Intercambio das Juventudes: Vivências, Anseios e Sonhos
- Vozes da Pedra Branca
- 9 de nov. de 2023
- 5 min de leitura
Atualizado: 10 de nov. de 2023
Debate sobre saúde e agroecologia com juventudes quilombolas, indígenas, caiçaras e periféricas do Rio de Janeiro e São Paulo
Por Hérick Santos e Camili Teixeira
Rio de Janeiro, 09 de Novembro de 2023
No final de outubro, um emocionante intercâmbio floresceu nos arredores do belíssimo Quilombo Boa Esperança, localizado em Areal, no Rio de Janeiro. Este evento reuniu uma vibrante tapeçaria de juventudes que ecoam as vozes ancestrais de comunidades quilombolas, indígenas, caiçaras e periféricas, em uma celebração inesquecível que aconteceu nos dias 27, 28 e 29.
Neste encontro singular, aproximadamente 60 pessoas se reuniram com um espírito de solidariedade e troca. Eles eram uma sinfonia de representantes locais, vindo de diferentes partes do Rio de Janeiro, desde a imponente Zona Oeste do Rio até as majestosas paisagens da Costa Verde, assim como emissários do estado de São Paulo.

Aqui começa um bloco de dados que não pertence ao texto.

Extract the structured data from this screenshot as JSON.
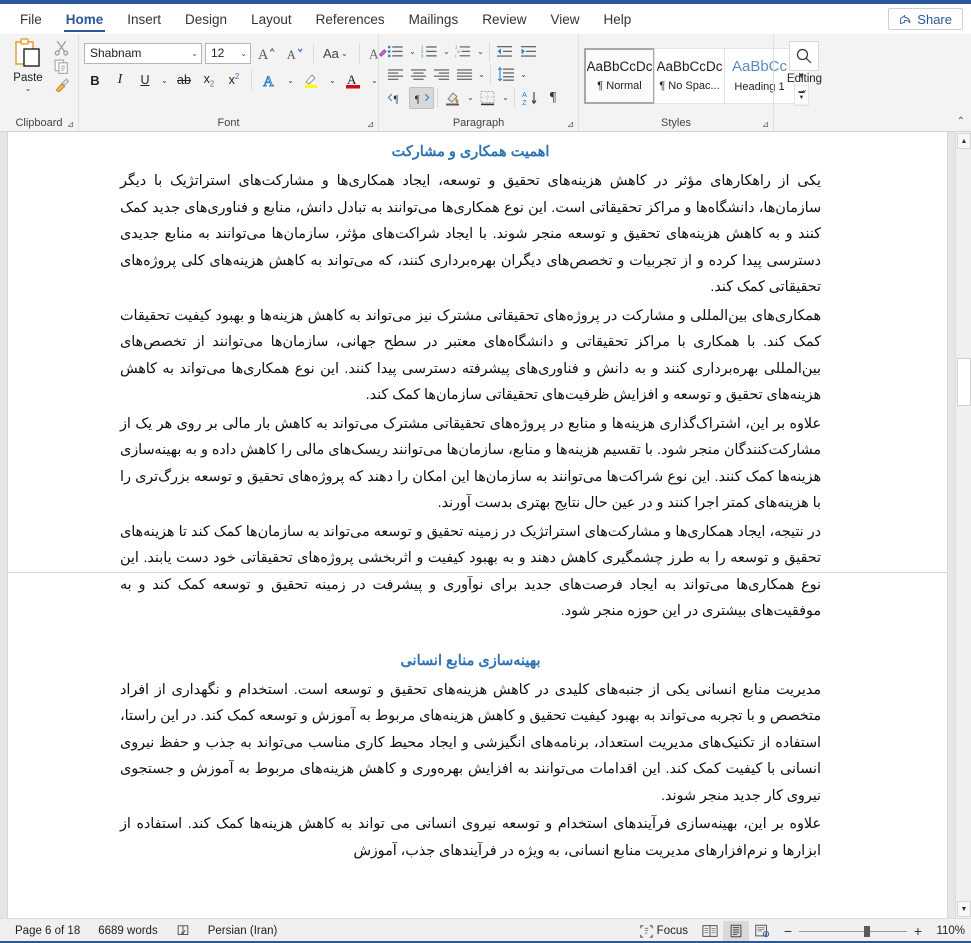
{
  "window": {
    "accent_color": "#2b579a",
    "heading_color": "#2e74b5"
  },
  "tabs": [
    {
      "label": "File",
      "active": false
    },
    {
      "label": "Home",
      "active": true
    },
    {
      "label": "Insert",
      "active": false
    },
    {
      "label": "Design",
      "active": false
    },
    {
      "label": "Layout",
      "active": false
    },
    {
      "label": "References",
      "active": false
    },
    {
      "label": "Mailings",
      "active": false
    },
    {
      "label": "Review",
      "active": false
    },
    {
      "label": "View",
      "active": false
    },
    {
      "label": "Help",
      "active": false
    }
  ],
  "share": {
    "label": "Share"
  },
  "ribbon": {
    "clipboard": {
      "group_label": "Clipboard",
      "paste_label": "Paste",
      "cut_label": "Cut",
      "copy_label": "Copy",
      "format_painter_label": "Format Painter"
    },
    "font": {
      "group_label": "Font",
      "font_name": "Shabnam",
      "font_size": "12",
      "grow_font_label": "A",
      "shrink_font_label": "A",
      "change_case_label": "Aa",
      "clear_formatting_label": "A",
      "bold_label": "B",
      "italic_label": "I",
      "underline_label": "U",
      "strikethrough_label": "ab",
      "subscript_label": "x",
      "superscript_label": "x",
      "text_effects_label": "A",
      "highlight_label": "A",
      "font_color_label": "A"
    },
    "paragraph": {
      "group_label": "Paragraph",
      "bullets_label": "Bullets",
      "numbering_label": "Numbering",
      "multilevel_label": "Multilevel List",
      "decrease_indent_label": "Decrease Indent",
      "increase_indent_label": "Increase Indent",
      "align_left_label": "Align Left",
      "align_center_label": "Center",
      "align_right_label": "Align Right",
      "justify_label": "Justify",
      "line_spacing_label": "Line and Paragraph Spacing",
      "ltr_label": "Left-to-Right Text Direction",
      "rtl_label": "Right-to-Left Text Direction",
      "shading_label": "Shading",
      "borders_label": "Borders",
      "sort_label": "Sort",
      "show_marks_label": "¶"
    },
    "styles": {
      "group_label": "Styles",
      "items": [
        {
          "preview": "AaBbCcDc",
          "name": "¶ Normal",
          "selected": true
        },
        {
          "preview": "AaBbCcDc",
          "name": "¶ No Spac...",
          "selected": false
        },
        {
          "preview": "AaBbCc",
          "name": "Heading 1",
          "selected": false
        }
      ],
      "scroll_up": "▲",
      "scroll_down": "▼",
      "more": "▼"
    },
    "editing": {
      "group_label": "Editing",
      "icon": "search-icon",
      "chevron": "⌄"
    },
    "collapse_label": "^"
  },
  "document": {
    "blocks": [
      {
        "type": "heading",
        "text": "اهمیت همکاری و مشارکت"
      },
      {
        "type": "paragraph",
        "text": "یکی از راهکارهای مؤثر در کاهش هزینه‌های تحقیق و توسعه، ایجاد همکاری‌ها و مشارکت‌های استراتژیک با دیگر سازمان‌ها، دانشگاه‌ها و مراکز تحقیقاتی است. این نوع همکاری‌ها می‌توانند به تبادل دانش، منابع و فناوری‌های جدید کمک کنند و به کاهش هزینه‌های تحقیق و توسعه منجر شوند. با ایجاد شراکت‌های مؤثر، سازمان‌ها می‌توانند به منابع جدیدی دسترسی پیدا کرده و از تجربیات و تخصص‌های دیگران بهره‌برداری کنند، که می‌تواند به کاهش هزینه‌های کلی پروژه‌های تحقیقاتی کمک کند."
      },
      {
        "type": "paragraph",
        "text": "همکاری‌های بین‌المللی و مشارکت در پروژه‌های تحقیقاتی مشترک نیز می‌تواند به کاهش هزینه‌ها و بهبود کیفیت تحقیقات کمک کند. با همکاری با مراکز تحقیقاتی و دانشگاه‌های معتبر در سطح جهانی، سازمان‌ها می‌توانند از تخصص‌های بین‌المللی بهره‌برداری کنند و به دانش و فناوری‌های پیشرفته دسترسی پیدا کنند. این نوع همکاری‌ها می‌تواند به کاهش هزینه‌های تحقیق و توسعه و افزایش ظرفیت‌های تحقیقاتی سازمان‌ها کمک کند."
      },
      {
        "type": "paragraph",
        "text": "علاوه بر این، اشتراک‌گذاری هزینه‌ها و منابع در پروژه‌های تحقیقاتی مشترک می‌تواند به کاهش بار مالی بر روی هر یک از مشارکت‌کنندگان منجر شود. با تقسیم هزینه‌ها و منابع، سازمان‌ها می‌توانند ریسک‌های مالی را کاهش داده و به بهینه‌سازی هزینه‌ها کمک کنند. این نوع شراکت‌ها می‌توانند به سازمان‌ها این امکان را دهند که پروژه‌های تحقیق و توسعه بزرگ‌تری را با هزینه‌های کمتر اجرا کنند و در عین حال نتایج بهتری بدست آورند."
      },
      {
        "type": "paragraph",
        "text": "در نتیجه، ایجاد همکاری‌ها و مشارکت‌های استراتژیک در زمینه تحقیق و توسعه می‌تواند به سازمان‌ها کمک کند تا هزینه‌های تحقیق و توسعه را به طرز چشمگیری کاهش دهند و به بهبود کیفیت و اثربخشی پروژه‌های تحقیقاتی خود دست یابند. این نوع همکاری‌ها می‌تواند به ایجاد فرصت‌های جدید برای نوآوری و پیشرفت در زمینه تحقیق و توسعه کمک کند و به موفقیت‌های بیشتری در این حوزه منجر شود."
      },
      {
        "type": "heading",
        "text": "بهینه‌سازی منابع انسانی"
      },
      {
        "type": "paragraph",
        "text": "مدیریت منابع انسانی یکی از جنبه‌های کلیدی در کاهش هزینه‌های تحقیق و توسعه است. استخدام و نگهداری از افراد متخصص و با تجربه می‌تواند به بهبود کیفیت تحقیق و کاهش هزینه‌های مربوط به آموزش و توسعه کمک کند. در این راستا، استفاده از تکنیک‌های مدیریت استعداد، برنامه‌های انگیزشی و ایجاد محیط کاری مناسب می‌تواند به جذب و حفظ نیروی انسانی با کیفیت کمک کند. این اقدامات می‌توانند به افزایش بهره‌وری و کاهش هزینه‌های مربوط به آموزش و جستجوی نیروی کار جدید منجر شوند."
      },
      {
        "type": "paragraph",
        "text": "علاوه بر این، بهینه‌سازی فرآیندهای استخدام و توسعه نیروی انسانی می تواند به کاهش هزینه‌ها کمک کند. استفاده از ابزارها و نرم‌افزارهای مدیریت منابع انسانی، به ویژه در فرآیندهای جذب، آموزش"
      }
    ]
  },
  "status": {
    "page_label": "Page 6 of 18",
    "word_count": "6689 words",
    "proofing_icon": "proofing-icon",
    "language": "Persian (Iran)",
    "focus_label": "Focus",
    "read_mode_label": "Read Mode",
    "print_layout_label": "Print Layout",
    "web_layout_label": "Web Layout",
    "zoom_out": "−",
    "zoom_in": "+",
    "zoom_level": "110%"
  }
}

Os participantes se mesclaram em uma tapeçaria cultural rica, com membros do Quilombo da Tapera, representantes o Movimento dos Pequenos Agricultores (MPA) de Bonfim em Petrópolis. A Aldeia Rio Bonito e o Quilombo da Fazenda, enraizados nas exuberantes terras de Ubatuba, também trouxeram sua vitalidade e experiências únicas para a comunhão. Além disso, o Quilombo do Camorim, situado nas margens da Floresta da Pedra Branca, Rio de Janeiro, acrescentou mais uma camada de diversidade e sabedoria a este encontro inspirador.

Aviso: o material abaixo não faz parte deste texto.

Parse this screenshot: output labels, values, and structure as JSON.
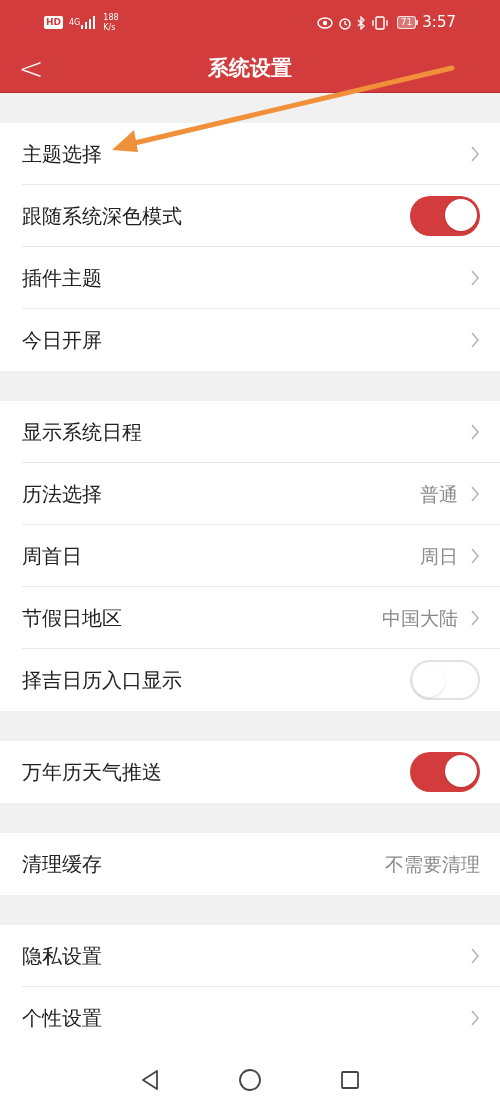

O ambiente estava repleto de harmonia e aprendizado mútuo, onde tradições antigas se entrelaçaram com os anseios e sonhos das juventudes envolvidas. Esses três dias foram como um misto de culturas, experiências e perspectivas, onde a força da união se fez presente, dando voz a histórias e sabedorias que, de outra forma, poderiam permanecer silenciadas.
O intercâmbio faz parte das ações do Projeto Ará, que é coordenado pela Vice-Presidência de Ambiente, Atenção e Promoção da Saúde (VPAAPS), em colaboração com o Fórum Itaboraí, um programa da Fiocruz em Petrópolis, o Campus Fiocruz Mata Atlântica e o Observatório de Territórios Sustentáveis e Saudáveis da Bocaina, uma colaboração entre a Fiocruz e o Fórum de Comunidades Tradicionais (FCT). Além disso, uma série de organizações sociais, governamentais e comunidades se uniram como parceiras nessa iniciativa.
(Fotos de: Ana Paula, Angélica Almeida, Camili Teixeira e Hérick Santos)
O propósito fundamental deste intercâmbio residia na nobre tarefa de reunir corações e mentes com um enfoque sério e significativo: a partilha de sabedoria, a troca de experiências e a abordagem das lutas compartilhadas. Durante esses três dias de reflexão e diálogo, jovens representantes de diversas origens se reuniram para discutir temas relevantes, tais como seus direitos, os desafios que enfrentam, o protagonismo das juventudes e as estratégias para provocar mudanças positivas em suas respectivas comunidades.
Uma emocionante caminhada pelas históricas trilhas do Quilombo permitiu que moradoras e moradores compartilhassem relatos de coragem e resistência contra a escravidão, além de abordar as lutas contínuas pela dignidade e enfrentamento de desafios.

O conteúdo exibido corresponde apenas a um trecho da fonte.